Hoy podrán parecernos ridículas muchas de las caracterizaciones que realizaba Tomás Moro -en su momento, casi revolucionarias-, y se podrá disentir de su idea de perfección, pero en lo profundo la idea basal sigue tan vigente como siempre. La realidad indeseada del siglo XVI es fácilmente identificable por simple oposición. La sana y pacífica democracia utópica como crítica al absolutismo monárquico imperante en Europa, la ausencia de moneda o del concepto de valor como crítica a la más absoluta miseria de las grandes masas y a la concentración de la propiedad en manos de la nobleza y la burguesía, las ciudades aseadas y bellas en oposición a las urbes oscuras...

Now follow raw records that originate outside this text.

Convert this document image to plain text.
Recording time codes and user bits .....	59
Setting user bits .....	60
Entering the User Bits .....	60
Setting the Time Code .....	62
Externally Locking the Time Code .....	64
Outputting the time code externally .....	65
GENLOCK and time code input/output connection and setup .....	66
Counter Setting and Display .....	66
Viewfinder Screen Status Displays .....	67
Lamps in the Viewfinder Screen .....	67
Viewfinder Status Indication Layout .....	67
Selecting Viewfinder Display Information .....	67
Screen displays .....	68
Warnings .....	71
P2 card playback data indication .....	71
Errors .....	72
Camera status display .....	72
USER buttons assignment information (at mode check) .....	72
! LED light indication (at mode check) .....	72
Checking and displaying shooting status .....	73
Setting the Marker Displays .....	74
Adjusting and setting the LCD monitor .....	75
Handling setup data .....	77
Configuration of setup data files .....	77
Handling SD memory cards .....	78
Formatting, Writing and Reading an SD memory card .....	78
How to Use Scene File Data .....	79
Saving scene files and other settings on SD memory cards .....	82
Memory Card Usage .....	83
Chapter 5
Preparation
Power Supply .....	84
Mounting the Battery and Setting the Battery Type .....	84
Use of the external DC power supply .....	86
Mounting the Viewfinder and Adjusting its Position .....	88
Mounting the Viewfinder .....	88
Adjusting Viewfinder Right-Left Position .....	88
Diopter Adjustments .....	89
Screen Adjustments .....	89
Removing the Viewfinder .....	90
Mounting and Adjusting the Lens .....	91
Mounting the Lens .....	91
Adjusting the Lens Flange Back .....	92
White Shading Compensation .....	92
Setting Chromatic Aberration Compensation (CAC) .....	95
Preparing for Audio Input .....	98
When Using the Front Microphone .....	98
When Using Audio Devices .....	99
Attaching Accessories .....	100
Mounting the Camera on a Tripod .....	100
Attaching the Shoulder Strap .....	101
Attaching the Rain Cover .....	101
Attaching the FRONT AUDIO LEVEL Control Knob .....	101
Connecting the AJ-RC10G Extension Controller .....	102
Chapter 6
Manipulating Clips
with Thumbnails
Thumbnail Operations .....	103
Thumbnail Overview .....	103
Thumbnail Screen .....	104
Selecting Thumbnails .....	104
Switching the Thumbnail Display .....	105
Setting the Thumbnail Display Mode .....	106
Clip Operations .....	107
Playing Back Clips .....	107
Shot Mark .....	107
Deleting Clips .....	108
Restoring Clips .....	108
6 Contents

El pensamiento utópico critica lo que es y representa lo que debe ser. Por eso Utopía no es lo irrealizable, ni siquiera una aspiración ideal. Utopía es denuncia y anuncio; denuncia de lo condenable y anuncio de lo deseable. Pero para transitar felizmente el pasaje de Macondo hacia la ciudad digna no hay que dejarse seducir por lo ideal, que es lo más fácil, sino plantearse objetivos a corto, mediano y largo plazo, sobre la base de una apreciación de la realidad lo más desapasionada y objetiva posible. Y éste es un debate que debería darse en toda la sociedad, pues el pensamiento es la fuerza elemental que impulsa el progreso.
La solución no está ni en Macondo ni en Utopía, sino en encontrar el camino hacia un espacio público digno y posible. En el tránsito de una ciudad de ficción a una real.